Comment passerai-je de la terre des Pharaons au XVIIIe siècle et à François Boucher ? En m’abstenant avec soin de chercher une transition. Le livre[1] que M. Paul Mantz publie chez l’éditeur Quantin fait aussi lui partie d’une collection commencée l’année dernière par la publication de l’œuvre d’Holbein. Même format, même papier, même caractère, même luxe aussi d’illustration, et même intérêt du texte.
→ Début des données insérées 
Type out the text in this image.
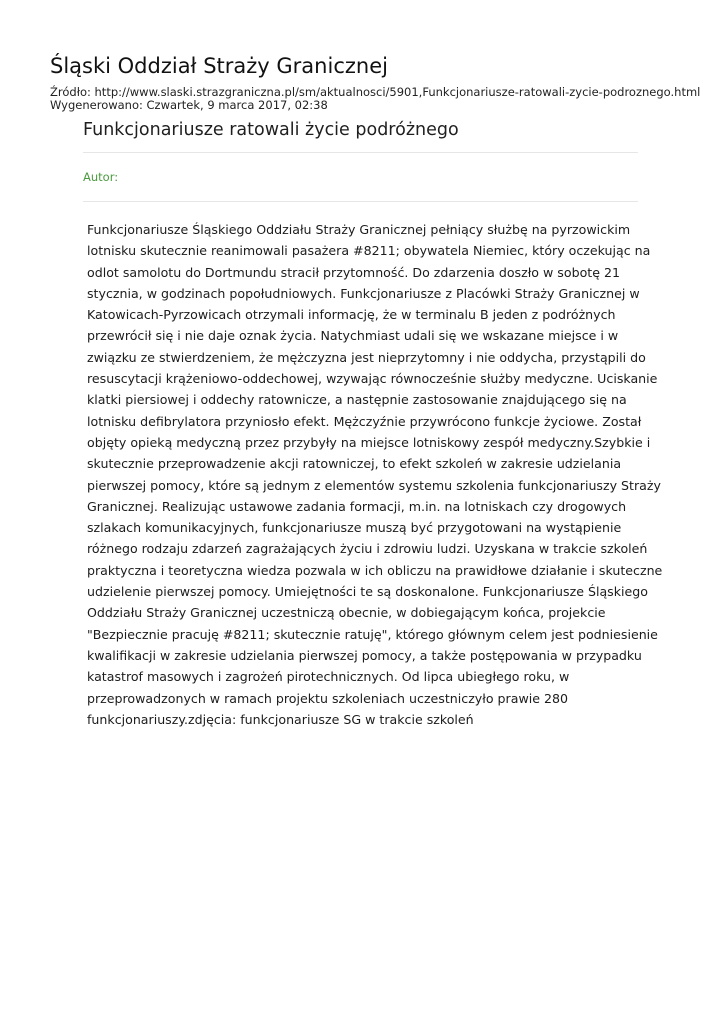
Śląski Oddział Straży Granicznej
Źródło: http://www.slaski.strazgraniczna.pl/sm/aktualnosci/5901,Funkcjonariusze-ratowali-zycie-podroznego.html
Wygenerowano: Czwartek, 9 marca 2017, 02:38
Funkcjonariusze ratowali życie podróżnego
Autor:

Funkcjonariusze Śląskiego Oddziału Straży Granicznej pełniący służbę na pyrzowickim
lotnisku skutecznie reanimowali pasażera #8211; obywatela Niemiec, który oczekując na
odlot samolotu do Dortmundu stracił przytomność. Do zdarzenia doszło w sobotę 21
stycznia, w godzinach popołudniowych. Funkcjonariusze z Placówki Straży Granicznej w
Katowicach-Pyrzowicach otrzymali informację, że w terminalu B jeden z podróżnych
przewrócił się i nie daje oznak życia. Natychmiast udali się we wskazane miejsce i w
związku ze stwierdzeniem, że mężczyzna jest nieprzytomny i nie oddycha, przystąpili do
resuscytacji krążeniowo-oddechowej, wzywając równocześnie służby medyczne. Uciskanie
klatki piersiowej i oddechy ratownicze, a następnie zastosowanie znajdującego się na
lotnisku defibrylatora przyniosło efekt. Mężczyźnie przywrócono funkcje życiowe. Został
objęty opieką medyczną przez przybyły na miejsce lotniskowy zespół medyczny.Szybkie i
skutecznie przeprowadzenie akcji ratowniczej, to efekt szkoleń w zakresie udzielania
pierwszej pomocy, które są jednym z elementów systemu szkolenia funkcjonariuszy Straży
Granicznej. Realizując ustawowe zadania formacji, m.in. na lotniskach czy drogowych
szlakach komunikacyjnych, funkcjonariusze muszą być przygotowani na wystąpienie
różnego rodzaju zdarzeń zagrażających życiu i zdrowiu ludzi. Uzyskana w trakcie szkoleń
praktyczna i teoretyczna wiedza pozwala w ich obliczu na prawidłowe działanie i skuteczne
udzielenie pierwszej pomocy. Umiejętności te są doskonalone. Funkcjonariusze Śląskiego
Oddziału Straży Granicznej uczestniczą obecnie, w dobiegającym końca, projekcie
"Bezpiecznie pracuję #8211; skutecznie ratuję", którego głównym celem jest podniesienie
kwalifikacji w zakresie udzielania pierwszej pomocy, a także postępowania w przypadku
katastrof masowych i zagrożeń pirotechnicznych. Od lipca ubiegłego roku, w
przeprowadzonych w ramach projektu szkoleniach uczestniczyło prawie 280
funkcjonariuszy.zdjęcia: funkcjonariusze SG w trakcie szkoleń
Peut-être aurait-on mieux aimé pour continuer une série qu’Holbein avait inaugurée, tout autre maître que François Boucher, cet homme unique, à ce que prétendait Diderot, « pour peindre des femmes dont les fesses étaient aussi fardées que leurs joues. » Mais M. Quantin nous promet que ces autres maîtres suivront, et M. Paul Mantz plaide si bien les circonstances atténuantes, que nous aurions vraiment mauvaise grâce à insister. Après tout, si l’on ménage les épithètes et que l’on prenne grand soin de ne pas enfler la voix, cet art du XVIIIe siècle, l’art même de Boucher, n’est pas si méprisable. M. P. Mantz le dit très bien, sans nulle exagération ni dans la pensée ni dans les termes : « On sait mal le XVIIIe siècle quand on ne connaît pas l’œuvre de Boucher et de ses amis. » C’est que, comme il le dit encore, cet œuvre, dans son ensemble et dans sa suite chronologique, traduit admirablement cette préoccupation de l’élégance qui fut l’une des grandes préoccupations de l’art français et, pourrait-on ajouter, d’une certaine littérature, au XVIIIe siècle. Que cette élégance, d’ailleurs, soit toute voisine du maniérisme et de l’afféterie, M. Mantz ne le dissimule pas, trop fidèle qu’il est au culte des vrais dieux pour

  1. François Boucher, Lemoyne et Natoire, par M. Pan ! Mantz, 1 vol. in-folio.